Just food for thought:
Keep in mind that this is just based on gas being close in price to diesel as it is right now, and fuel efficiency of both engines being within 1-2mpg of each other.
Right now, diesel averages 3.034/gal across the US and midgrade gas is 2.924, difference is about 11.3 cents a gallon when you also factor in DEF use.
Driving 100,000 miles at 16.7mpg from the diesel as above, your cost is $18,621.
Using the 15.5mpg for the Hemi I've seen quoted in another thread, your cost would be $18,864.
You would save $242 every 100,000 miles with the Cummins.
Factor in the cost of the Cummins option, at $9000:
You break even after driving that distance 37 times. Or at 3.7 million miles.

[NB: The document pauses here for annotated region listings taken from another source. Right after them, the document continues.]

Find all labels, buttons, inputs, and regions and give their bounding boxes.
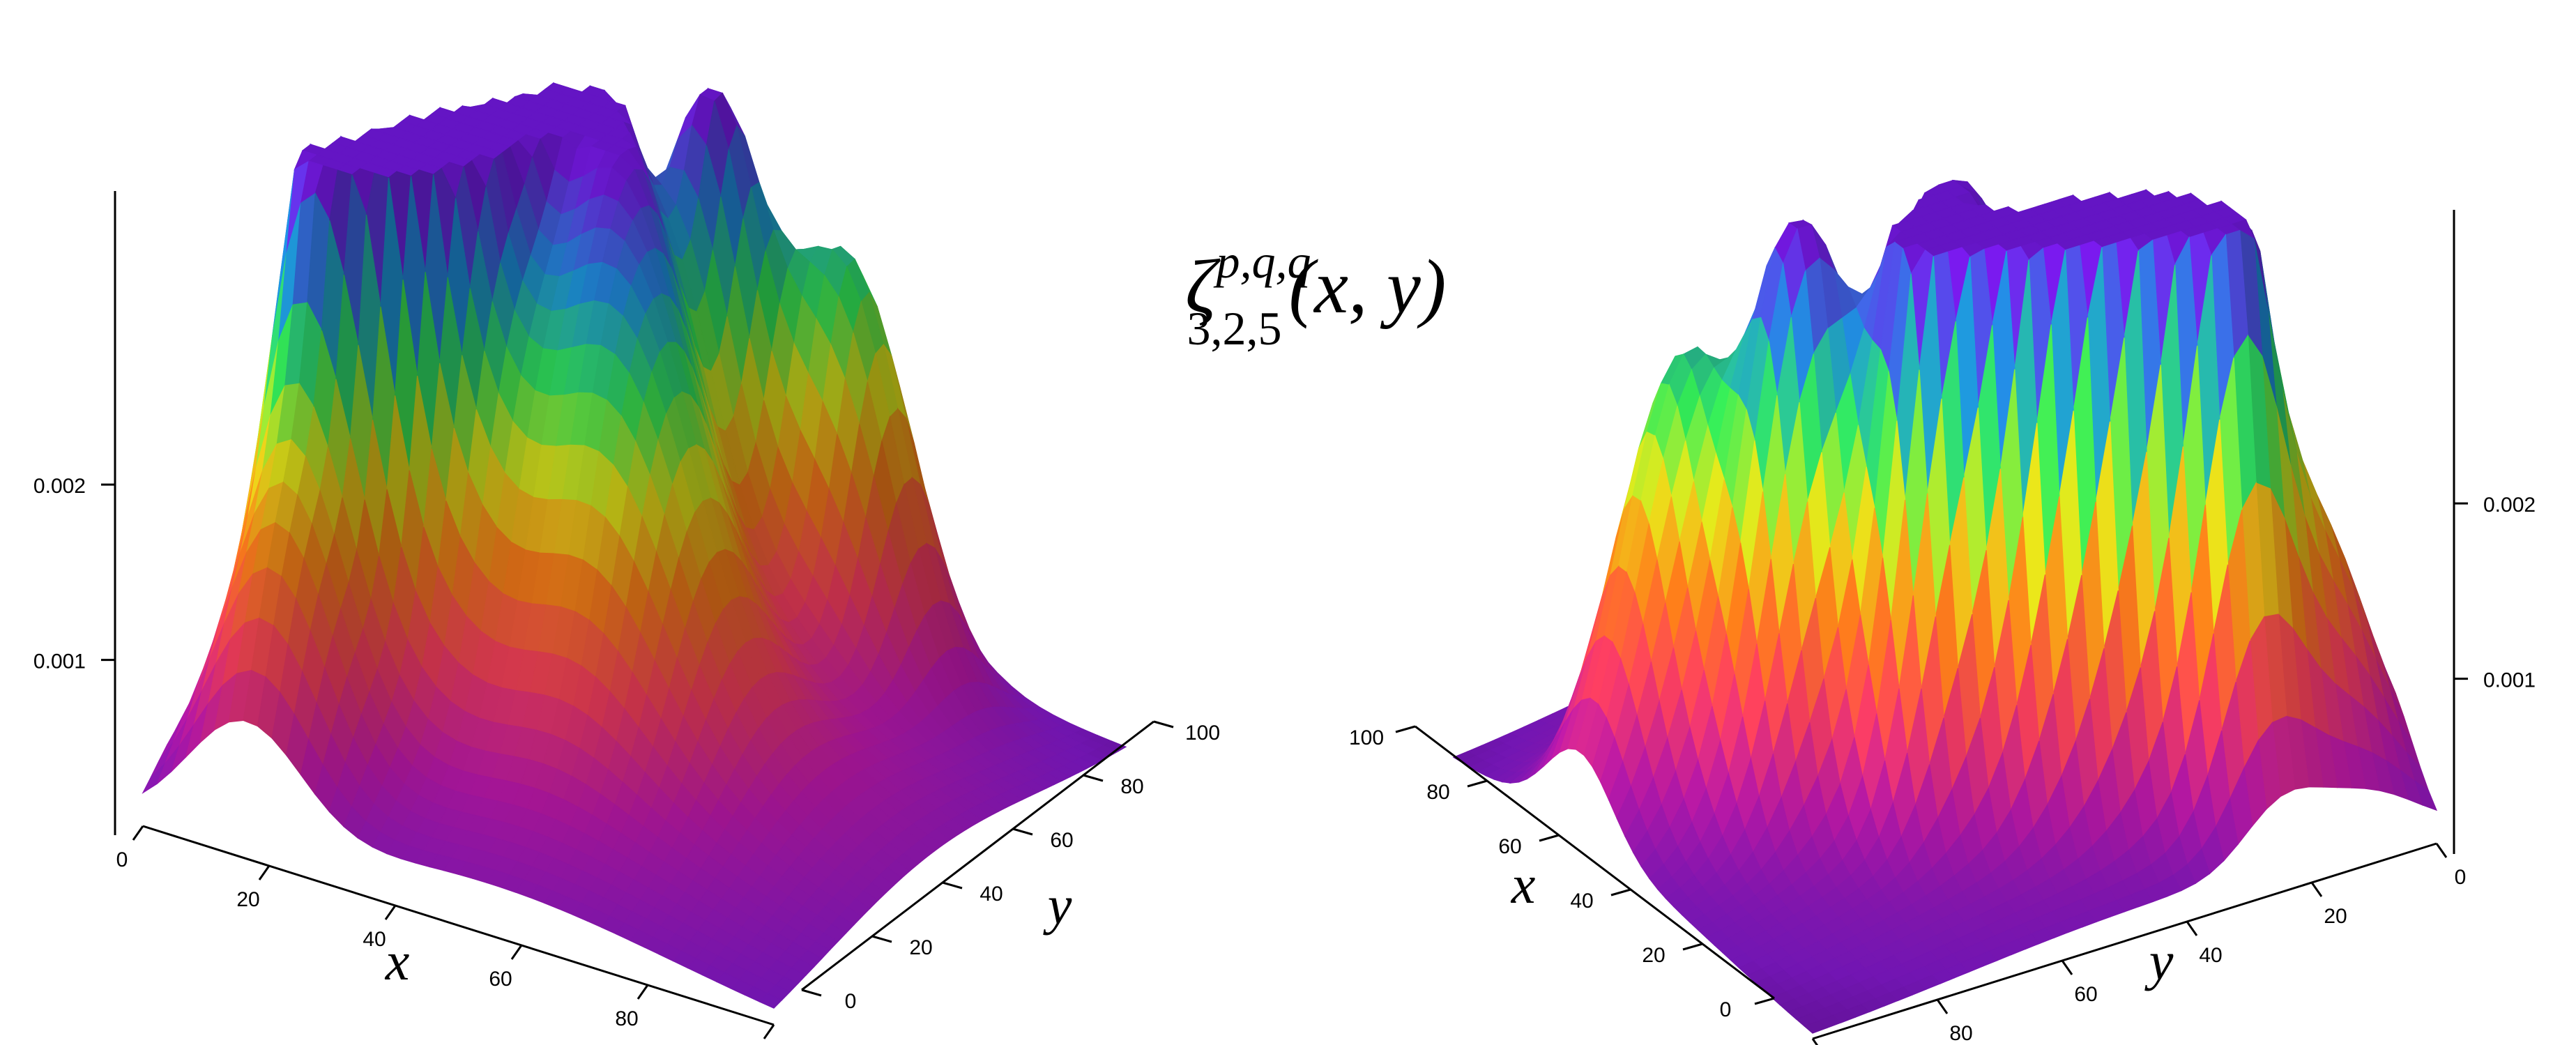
surface-mesh (1452, 179, 2438, 1034)
x-axis-line (142, 825, 775, 1026)
x-tick-label: 20 (236, 888, 259, 911)
x-tick-mark (1936, 999, 1949, 1014)
x-tick-label: 60 (2074, 983, 2097, 1006)
surface-patch (759, 993, 783, 1009)
x-tick-label: 40 (363, 928, 386, 951)
y-tick-label: 20 (1642, 944, 1665, 967)
x-tick-label: 40 (2199, 944, 2222, 967)
x-tick-label: 80 (1949, 1022, 1972, 1045)
y-tick-mark (801, 989, 822, 997)
z-tick-label: 0.001 (2483, 669, 2536, 692)
y-tick-label: 100 (1185, 722, 1220, 745)
y-tick-mark (1610, 888, 1631, 897)
x-tick-mark (132, 825, 144, 841)
x-tick-label: 80 (615, 1007, 638, 1030)
x-tick-label: 20 (2324, 905, 2347, 928)
y-tick-mark (1539, 834, 1560, 842)
y-tick-label: 60 (1050, 829, 1073, 852)
y-tick-mark (1395, 725, 1416, 733)
y-tick-label: 20 (909, 936, 932, 959)
x-tick-mark (2186, 921, 2198, 936)
y-tick-label: 80 (1426, 781, 1449, 804)
surface-mesh (142, 82, 1127, 1009)
x-tick-mark (637, 984, 649, 1000)
formula-args: (x, y) (1289, 244, 1447, 329)
z-tick-label: 0.002 (33, 475, 86, 498)
x-tick-label: 0 (116, 848, 128, 871)
y-tick-mark (1153, 720, 1174, 729)
y-tick-mark (1012, 827, 1033, 836)
x-tick-mark (384, 905, 397, 920)
formula-label: ζp,q,q 3,2,5(x, y) (1185, 235, 1446, 355)
z-tick-label: 0.002 (2483, 494, 2536, 517)
y-tick-label: 0 (1720, 998, 1732, 1021)
x-tick-mark (2310, 882, 2323, 897)
y-axis-title: y (1043, 875, 1072, 936)
x-tick-mark (763, 1024, 775, 1039)
x-tick-mark (2435, 843, 2448, 858)
y-tick-mark (1083, 774, 1104, 782)
y-tick-label: 0 (845, 990, 857, 1013)
y-tick-label: 80 (1120, 775, 1143, 798)
y-axis-line (801, 720, 1154, 991)
y-tick-mark (871, 935, 892, 943)
x-tick-mark (2061, 960, 2073, 975)
x-tick-mark (510, 945, 523, 960)
x-axis-title: x (1511, 854, 1536, 915)
x-tick-mark (1811, 1038, 1819, 1045)
y-tick-label: 40 (980, 883, 1003, 906)
z-tick-label: 0.001 (33, 650, 86, 673)
y-tick-label: 100 (1349, 726, 1384, 749)
y-tick-mark (1682, 943, 1703, 951)
x-axis-title: x (385, 931, 410, 991)
x-tick-label: 0 (2455, 866, 2467, 889)
x-tick-label: 60 (489, 968, 512, 991)
y-tick-mark (1754, 997, 1775, 1005)
formula-subscript: 3,2,5 (1187, 302, 1282, 355)
y-tick-label: 40 (1570, 890, 1593, 913)
x-tick-mark (258, 865, 270, 880)
y-axis-title: y (2144, 931, 2174, 991)
y-tick-mark (1467, 779, 1488, 788)
y-tick-mark (942, 881, 963, 890)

If the Hemi gets 14mpg, you would break even at 400,000 miles.
If the Hemi gets 16mpg, you would actually lose $350 every 100,000 miles.
Plus.... your Cummins isn't going to be just $9,000. If you finance the truck at 4% for 60 months, you'll pay $1,800 in interest on it as well, raising your break even point by about 20%. If instead you pay cash for the truck upfront, then you still have interest loss because your $9k isn't sitting in the bank earning interest, in a CD for example. Current rates are around 2.5%, so you could earn around $1,100 in interest over the same 5 years. Your break even point goes up by about
No other costs differences taken into account here, such as engine periodic maintenance, fuel filters, etc.
I am not offering an opinion on which engine you should own. Just running some math.